The trial court shall make findings of fact and conclusions of law within ninety days from the date of this order. The district clerk shall then immediately forward to this Court the trial court's findings and conclusions and the record developed on remand, including, among other things, affidavits, motions, objections, proposed findings and conclusions, orders, and transcripts from hearings and depositions. See Tex. R. App. P. 73.4(b)(4). Any extensions of time must be requested by the trial court and obtained from this Court.
Yeary, J., filed a concurring opinion, in which Slaughter, J., joined.
Applicant was convicted in 2015 of Continuous Sexual Abuse of a Child and sentenced to 75 years' imprisonment. The Thirteenth Court of Appeals affirmed his conviction. Cantu v. State, No. 13-16-00002-CR (Tex. App.-Corpus Christi-Edinburgh July 13, 2017) (not designated for publication).
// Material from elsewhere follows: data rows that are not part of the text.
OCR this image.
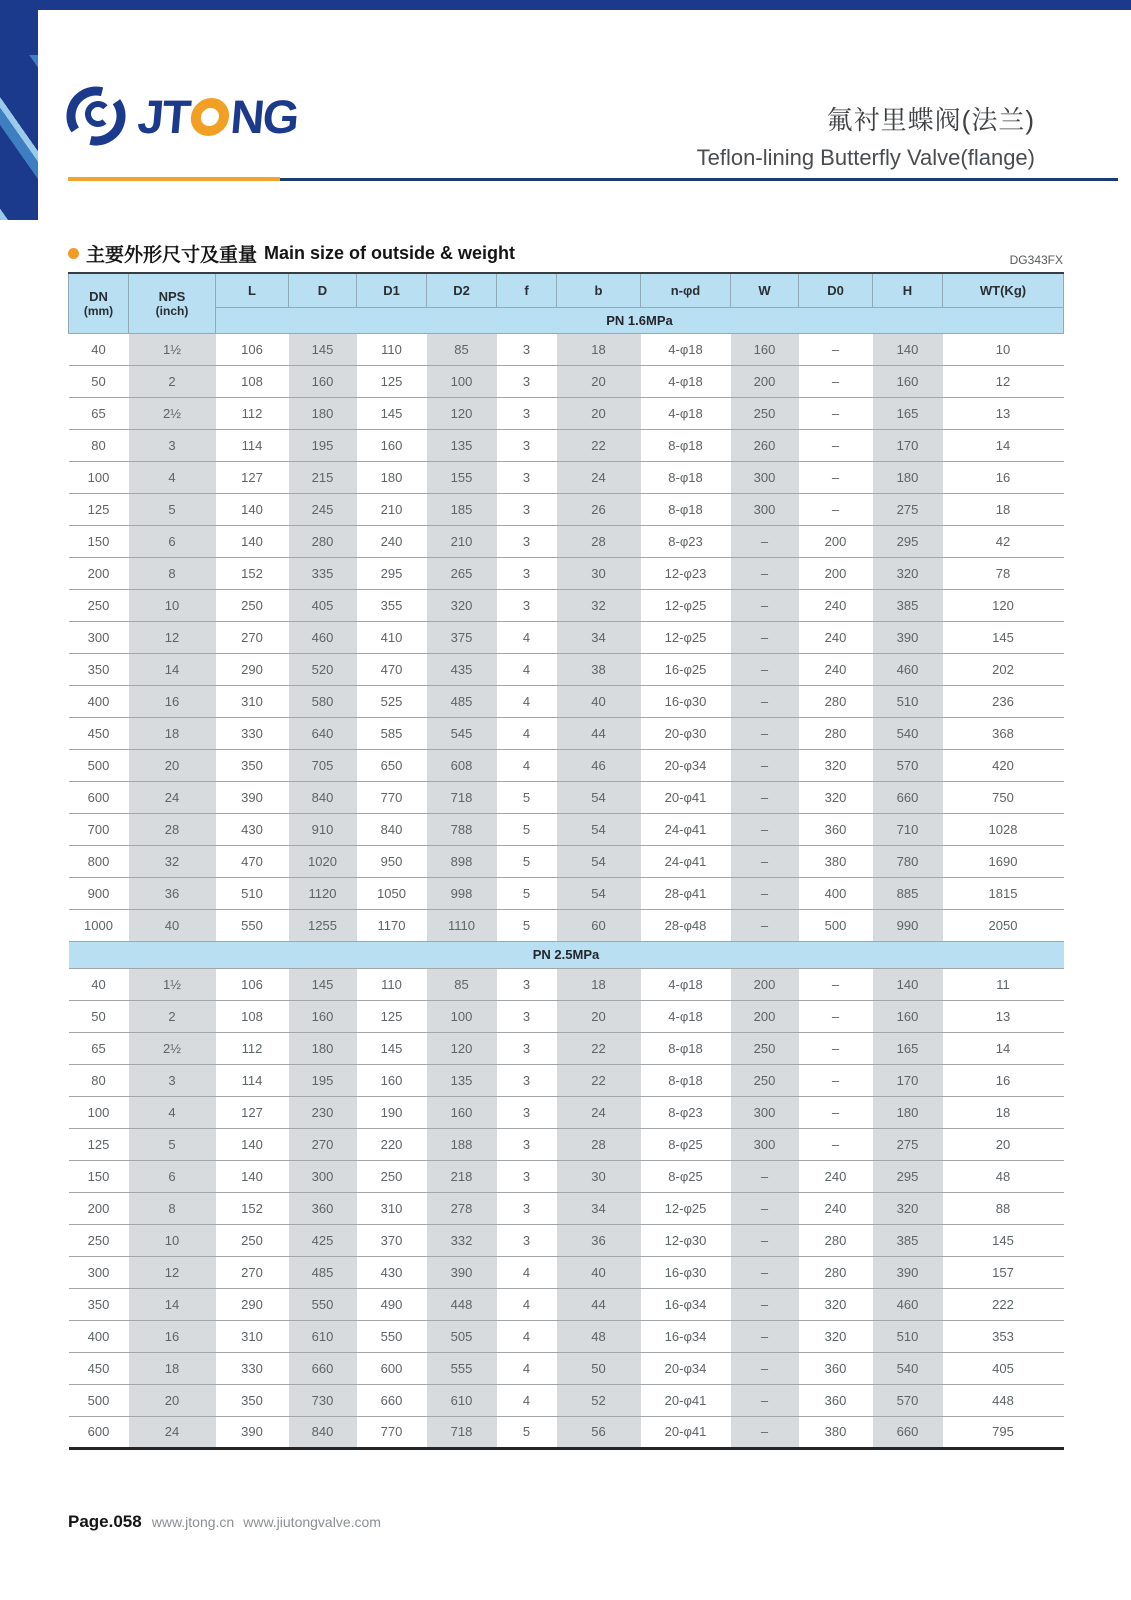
JT NG	氟衬里蝶阀(法兰)
Teflon-lining Butterfly Valve(flange)
主要外形尺寸及重量 Main size of outside & weight	DG343FX
DN
(mm)

NPS
(inch)
	L	D	D1	D2	f	b	n-φd	W	D0	H	WT(Kg)
		PN 1.6MPa										
40	1½	106	145	110	85	3	18	4-φ18	160	–	140	10
50	2	108	160	125	100	3	20	4-φ18	200	–	160	12
65	2½	112	180	145	120	3	20	4-φ18	250	–	165	13
80	3	114	195	160	135	3	22	8-φ18	260	–	170	14
100	4	127	215	180	155	3	24	8-φ18	300	–	180	16
125	5	140	245	210	185	3	26	8-φ18	300	–	275	18
150	6	140	280	240	210	3	28	8-φ23	–	200	295	42
200	8	152	335	295	265	3	30	12-φ23	–	200	320	78
250	10	250	405	355	320	3	32	12-φ25	–	240	385	120
300	12	270	460	410	375	4	34	12-φ25	–	240	390	145
350	14	290	520	470	435	4	38	16-φ25	–	240	460	202
400	16	310	580	525	485	4	40	16-φ30	–	280	510	236
450	18	330	640	585	545	4	44	20-φ30	–	280	540	368
500	20	350	705	650	608	4	46	20-φ34	–	320	570	420
600	24	390	840	770	718	5	54	20-φ41	–	320	660	750
700	28	430	910	840	788	5	54	24-φ41	–	360	710	1028
800	32	470	1020	950	898	5	54	24-φ41	–	380	780	1690
900	36	510	1120	1050	998	5	54	28-φ41	–	400	885	1815
1000	40	550	1255	1170	1110	5	60	28-φ48	–	500	990	2050
PN 2.5MPa												
40	1½	106	145	110	85	3	18	4-φ18	200	–	140	11
50	2	108	160	125	100	3	20	4-φ18	200	–	160	13
65	2½	112	180	145	120	3	22	8-φ18	250	–	165	14
80	3	114	195	160	135	3	22	8-φ18	250	–	170	16
100	4	127	230	190	160	3	24	8-φ23	300	–	180	18
125	5	140	270	220	188	3	28	8-φ25	300	–	275	20
150	6	140	300	250	218	3	30	8-φ25	–	240	295	48
200	8	152	360	310	278	3	34	12-φ25	–	240	320	88
250	10	250	425	370	332	3	36	12-φ30	–	280	385	145
300	12	270	485	430	390	4	40	16-φ30	–	280	390	157
350	14	290	550	490	448	4	44	16-φ34	–	320	460	222
400	16	310	610	550	505	4	48	16-φ34	–	320	510	353
450	18	330	660	600	555	4	50	20-φ34	–	360	540	405
500	20	350	730	660	610	4	52	20-φ41	–	360	570	448
600	24	390	840	770	718	5	56	20-φ41	–	380	660	795
Page.058 www.jtong.cn www.jiutongvalve.com
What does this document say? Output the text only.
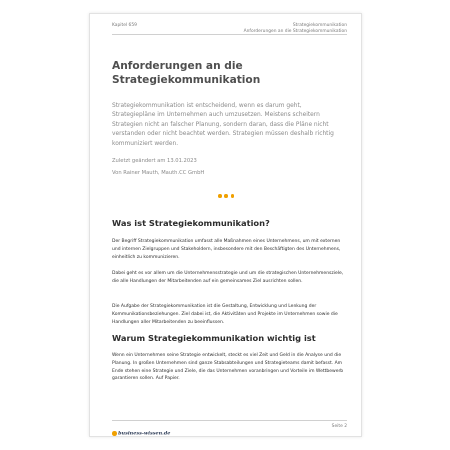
Kapitel 659	Strategiekommunikation
Anforderungen an die Strategiekommunikation
Anforderungen an die Strategiekommunikation

Strategiekommunikation ist entscheidend, wenn es darum geht, Strategiepläne im Unternehmen auch umzusetzen. Meistens scheitern Strategien nicht an falscher Planung, sondern daran, dass die Pläne nicht verstanden oder nicht beachtet werden. Strategien müssen deshalb richtig kommuniziert werden.

Zuletzt geändert am 13.01.2023
Von Rainer Mauth, Mauth.CC GmbH
Was ist Strategiekommunikation?

Der Begriff Strategiekommunikation umfasst alle Maßnahmen eines Unternehmens, um mit externen und internen Zielgruppen und Stakeholdern, insbesondere mit den Beschäftigten des Unternehmens, einheitlich zu kommunizieren.

Dabei geht es vor allem um die Unternehmensstrategie und um die strategischen Unternehmensziele, die alle Handlungen der Mitarbeitenden auf ein gemeinsames Ziel ausrichten sollen.

Die Aufgabe der Strategiekommunikation ist die Gestaltung, Entwicklung und Lenkung der Kommunikationsbeziehungen. Ziel dabei ist, die Aktivitäten und Projekte im Unternehmen sowie die Handlungen aller Mitarbeitenden zu beeinflussen.

Warum Strategiekommunikation wichtig ist

Wenn ein Unternehmen seine Strategie entwickelt, steckt es viel Zeit und Geld in die Analyse und die Planung. In großen Unternehmen sind ganze Stabsabteilungen und Strategieteams damit befasst. Am Ende stehen eine Strategie und Ziele, die das Unternehmen voranbringen und Vorteile im Wettbewerb garantieren sollen. Auf Papier.

business-wissen.de
Seite 2
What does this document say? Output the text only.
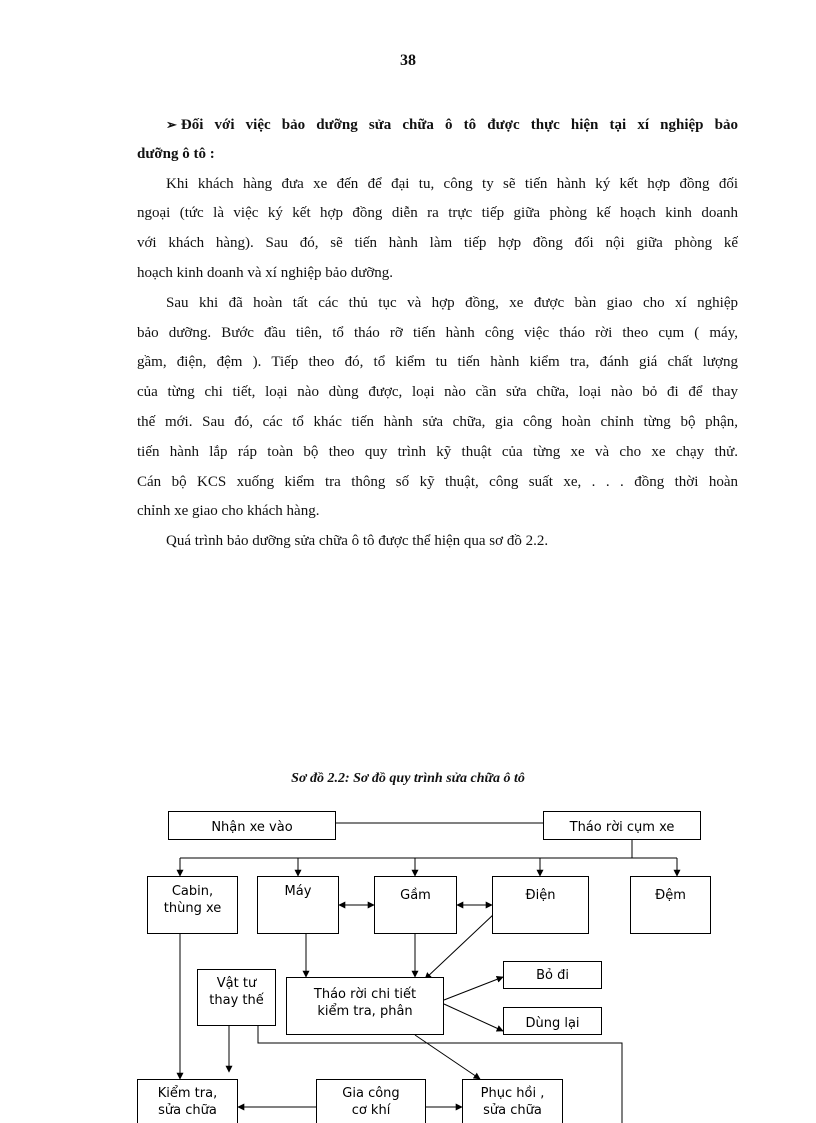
38
➢ Đối với việc bảo dưỡng sửa chữa ô tô được thực hiện tại xí nghiệp bảo
dưỡng ô tô :
Khi khách hàng đưa xe đến để đại tu, công ty sẽ tiến hành ký kết hợp đồng đối
ngoại (tức là việc ký kết hợp đồng diễn ra trực tiếp giữa phòng kế hoạch kinh doanh
với khách hàng). Sau đó, sẽ tiến hành làm tiếp hợp đồng đối nội giữa phòng kế
hoạch kinh doanh và xí nghiệp bảo dưỡng.
Sau khi đã hoàn tất các thủ tục và hợp đồng, xe được bàn giao cho xí nghiệp
bảo dưỡng. Bước đầu tiên, tổ tháo rỡ tiến hành công việc tháo rời theo cụm ( máy,
gầm, điện, đệm ). Tiếp theo đó, tổ kiểm tu tiến hành kiểm tra, đánh giá chất lượng
của từng chi tiết, loại nào dùng được, loại nào cần sửa chữa, loại nào bỏ đi để thay
thế mới. Sau đó, các tổ khác tiến hành sửa chữa, gia công hoàn chỉnh từng bộ phận,
tiến hành lắp ráp toàn bộ theo quy trình kỹ thuật của từng xe và cho xe chạy thử.
Cán bộ KCS xuống kiểm tra thông số kỹ thuật, công suất xe, . . . đồng thời hoàn
chỉnh xe giao cho khách hàng.
Quá trình bảo dưỡng sửa chữa ô tô được thể hiện qua sơ đồ 2.2.
Sơ đồ 2.2: Sơ đồ quy trình sửa chữa ô tô
Nhận xe vào	Tháo rời cụm xe
Cabin,
thùng xe
Máy	Gầm	Điện	Đệm
Vật tư
thay thế	Tháo rời chi tiết
kiểm tra, phân
Bỏ đi
Dùng lại
Kiểm tra,
sửa chữa
Gia công
cơ khí
Phục hồi ,
sửa chữa
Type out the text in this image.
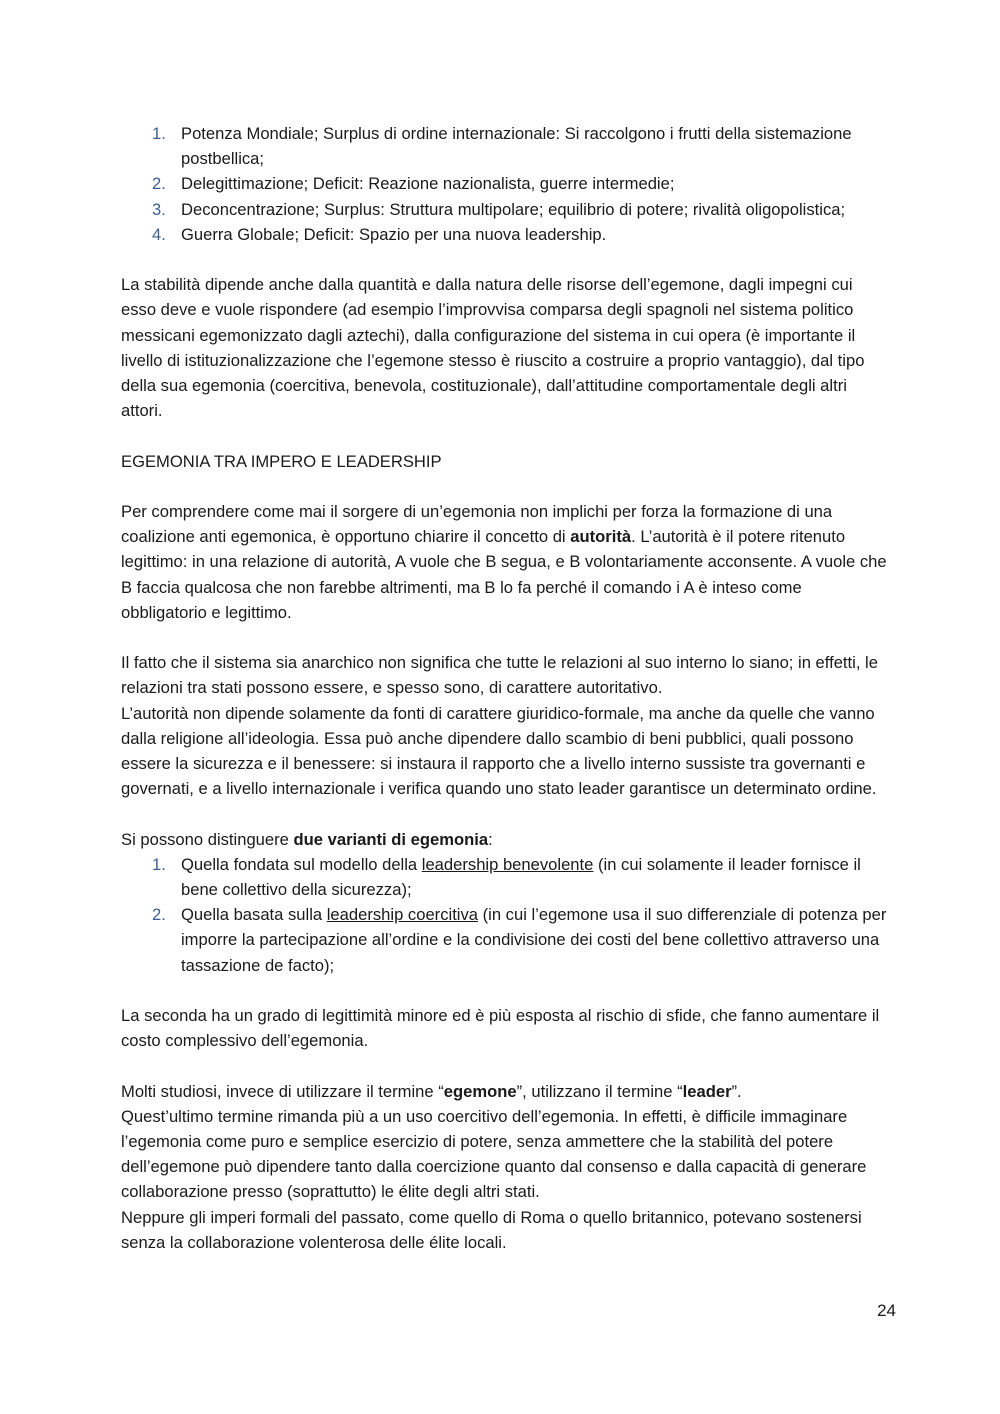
1. Potenza Mondiale; Surplus di ordine internazionale: Si raccolgono i frutti della sistemazione postbellica;
2. Delegittimazione; Deficit: Reazione nazionalista, guerre intermedie;
3. Deconcentrazione; Surplus: Struttura multipolare; equilibrio di potere; rivalità oligopolistica;
4. Guerra Globale; Deficit: Spazio per una nuova leadership.

La stabilità dipende anche dalla quantità e dalla natura delle risorse dell’egemone, dagli impegni cui esso deve e vuole rispondere (ad esempio l’improvvisa comparsa degli spagnoli nel sistema politico messicani egemonizzato dagli aztechi), dalla configurazione del sistema in cui opera (è importante il livello di istituzionalizzazione che l’egemone stesso è riuscito a costruire a proprio vantaggio), dal tipo della sua egemonia (coercitiva, benevola, costituzionale), dall’attitudine comportamentale degli altri attori.

EGEMONIA TRA IMPERO E LEADERSHIP

Per comprendere come mai il sorgere di un’egemonia non implichi per forza la formazione di una coalizione anti egemonica, è opportuno chiarire il concetto di autorità. L’autorità è il potere ritenuto legittimo: in una relazione di autorità, A vuole che B segua, e B volontariamente acconsente. A vuole che B faccia qualcosa che non farebbe altrimenti, ma B lo fa perché il comando i A è inteso come obbligatorio e legittimo.

Il fatto che il sistema sia anarchico non significa che tutte le relazioni al suo interno lo siano; in effetti, le relazioni tra stati possono essere, e spesso sono, di carattere autoritativo.

L’autorità non dipende solamente da fonti di carattere giuridico-formale, ma anche da quelle che vanno dalla religione all’ideologia. Essa può anche dipendere dallo scambio di beni pubblici, quali possono essere la sicurezza e il benessere: si instaura il rapporto che a livello interno sussiste tra governanti e governati, e a livello internazionale i verifica quando uno stato leader garantisce un determinato ordine.

Si possono distinguere due varianti di egemonia:

1. Quella fondata sul modello della leadership benevolente (in cui solamente il leader fornisce il bene collettivo della sicurezza);
2. Quella basata sulla leadership coercitiva (in cui l’egemone usa il suo differenziale di potenza per imporre la partecipazione all’ordine e la condivisione dei costi del bene collettivo attraverso una tassazione de facto);

La seconda ha un grado di legittimità minore ed è più esposta al rischio di sfide, che fanno aumentare il costo complessivo dell’egemonia.

Molti studiosi, invece di utilizzare il termine “egemone”, utilizzano il termine “leader”.

Quest’ultimo termine rimanda più a un uso coercitivo dell’egemonia. In effetti, è difficile immaginare l’egemonia come puro e semplice esercizio di potere, senza ammettere che la stabilità del potere dell’egemone può dipendere tanto dalla coercizione quanto dal consenso e dalla capacità di generare collaborazione presso (soprattutto) le élite degli altri stati.

Neppure gli imperi formali del passato, come quello di Roma o quello britannico, potevano sostenersi senza la collaborazione volenterosa delle élite locali.

24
In May of 2022, Applicant filed an application for writ of habeas corpus in the county of conviction. Tex. Code Crim. Proc. art. 11.07. In his application, he alleges ineffective assistance of trial counsel, new scientific evidence, and false testimony.
Today, the Court remands this application to the trial court to further develop the record. I join the Court's remand order But I write separately to address my thoughts concerning the doctrine of laches and its possible application to this case See Ex parte Smith, 444 S.W.3d 661 (Tex Crim App 2014) (holding a trial court has the authority to sua sponte consider the doctrine of laches); Ex parte Bazille, S.W.3d, No WR-89,851-02, 2022 WL 108348 (Tex Crim App Jan 12, 2022) (Yeary, J, concurring).
The doctrine of laches ought to be considered in a case like this one. Applicant's trial occurred in 2015, but this writ application was not filed until almost 7 years later. The record is also silent regarding circumstances that may excuse Applicant's delay. At least some explanation for the long delay in filing should be provided.
"Our revised approach will permit courts to more broadly consider the diminished memories of trial participants and the diminished availability of the State's evidence, both of which may often be said to occur beyond five years after a conviction becomes final." Ex parte Perez, 398 S.W.3d 206, 216 (Tex. Crim. App. 2013) (citing Ex parte Steptoe, 132 S.W.3d 434, 437-39 (Tex. Crim. App. 2004) (Cochran, J., dissenting)).
Consistent with this Court's precedent, the trial court "may sua sponte consider and determine whether laches should bar relief." Smith, 444 S.W.3d at 667. If the trial court does so, it must give Applicant the opportunity to explain the reasons for the delay and give the State's prosecutors and/or former counsel for Applicant an opportunity to state whether Applicant's delay has caused any prejudice to their ability to defend against Applicant's claims. Id. at 670. And ultimately, the trial court may include findings of fact and conclusions of law concerning the doctrine of laches in its response to this Court's remand order.
With these additional thoughts, I join the Court's order.